Russian President Vladimir Putin on Saturday defended his laws toward the LGBT community and rebutted Elton John’s criticism of them.
Calling him a “genius musician,” Mr. Putin disputed the performer’s recent social media post about gay rights in Russia while addressing reporters during the Group of 20 summit in Osaka, Japan.
“I think he’s wrong on this. We have very calm attitude towards the LGBT community. We aren’t biased against them,” Mr. Putin said in Russian, state-owned media reported.
“We have a law everyone scolds us about — the law banning propaganda of homosexuality among minors. But listen, let us allow a person to grow up and become an adult first, and then decide who they are. Leave the children alone,” Mr. Putin added, as translated by state media.
Mr. Putin faced scrutiny from the British singer Friday following the publication of a Financial Times interview this week in which he denied discriminating against the Russian LGBT community.

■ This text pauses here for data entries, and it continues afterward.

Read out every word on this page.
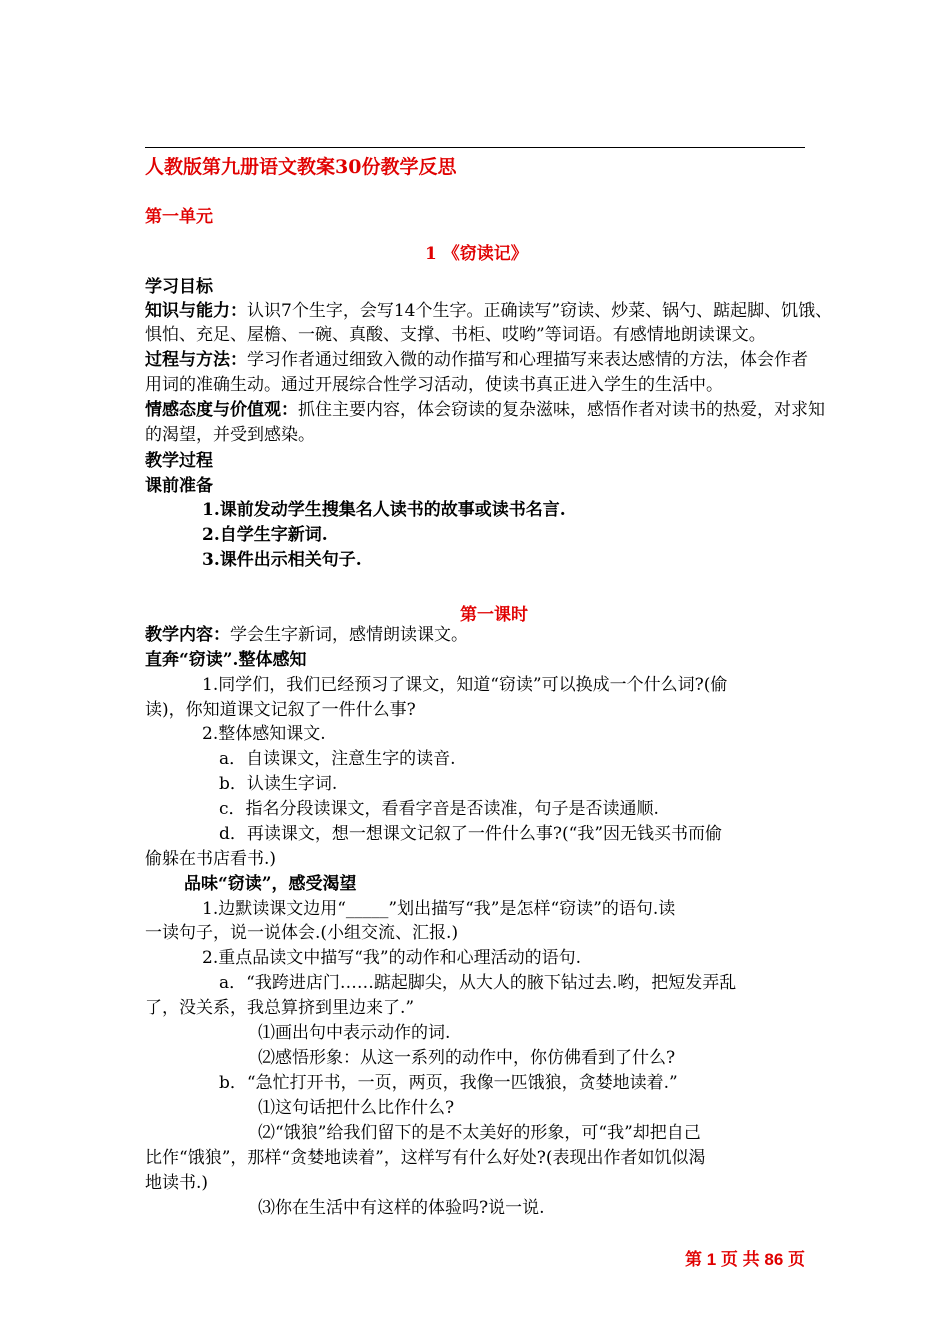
人教版第九册语文教案30份教学反思
第一单元
1 《窃读记》
学习目标
知识与能力：认识7个生字，会写14个生字。正确读写”窃读、炒菜、锅勺、踮起脚、饥饿、
惧怕、充足、屋檐、一碗、真酸、支撑、书柜、哎哟”等词语。有感情地朗读课文。
过程与方法：学习作者通过细致入微的动作描写和心理描写来表达感情的方法，体会作者
用词的准确生动。通过开展综合性学习活动，使读书真正进入学生的生活中。
情感态度与价值观：抓住主要内容，体会窃读的复杂滋味，感悟作者对读书的热爱，对求知
的渴望，并受到感染。
教学过程
课前准备
1.课前发动学生搜集名人读书的故事或读书名言.
2.自学生字新词.
3.课件出示相关句子.
第一课时
教学内容：学会生字新词，感情朗读课文。
直奔“窃读”.整体感知
1.同学们，我们已经预习了课文，知道“窃读”可以换成一个什么词?(偷
读)，你知道课文记叙了一件什么事?
2.整体感知课文.
a．自读课文，注意生字的读音.
b．认读生字词.
c．指名分段读课文，看看字音是否读准，句子是否读通顺.
d．再读课文，想一想课文记叙了一件什么事?(“我”因无钱买书而偷
偷躲在书店看书.)
品味“窃读”，感受渴望
1.边默读课文边用“_____”划出描写“我”是怎样“窃读”的语句.读
一读句子，说一说体会.(小组交流、汇报.)
2.重点品读文中描写“我”的动作和心理活动的语句.
a．“我跨进店门……踮起脚尖，从大人的腋下钻过去.哟，把短发弄乱
了，没关系，我总算挤到里边来了.”
⑴画出句中表示动作的词.
⑵感悟形象：从这一系列的动作中，你仿佛看到了什么?
b．“急忙打开书，一页，两页，我像一匹饿狼，贪婪地读着.”
⑴这句话把什么比作什么?
⑵“饿狼”给我们留下的是不太美好的形象，可“我”却把自己
比作“饿狼”，那样“贪婪地读着”，这样写有什么好处?(表现出作者如饥似渴
地读书.)
⑶你在生活中有这样的体验吗?说一说.
第 1 页 共 86 页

“Russian distributors chose to heavily censor my film ’Rocketman’ by removing all references to my finding true happiness through my 25 year relationship with David and the raising of my two beautiful sons. This feels like hypocrisy to me,” the musician reacted on Instagram to the interview. “I am proud to live in a part of the world where our governments have evolved to recognise the universal human right to love whoever we want.”
Enacted under Mr. Putin’s leadership in 2013, the so-called Russian “gay propaganda law” bans the promotion of “non-traditional” sexual relations to minors. It has been widely condemned by human rights monitors, in addition to international groups including the Venice Commission of the Council of Europe and a United Nations committee, among others.
The U.S. State Department issued a travel advisory in April warning against visiting the southern Russian republic of Chechnya, citing “credible reports of arrest, torture and extrajudicial killing” of members of the LGBT community by regional authorities.
Mr. John, 72, last performed in Russia in 2017. He previously spoke out against the gay propaganda law during a 2014 concert in St. Petersburg shortly after it took effect.
“If I’m not honest about who I am, I couldn’t write this music. It’s not gay propaganda. It’s how I express life,” he said on stage.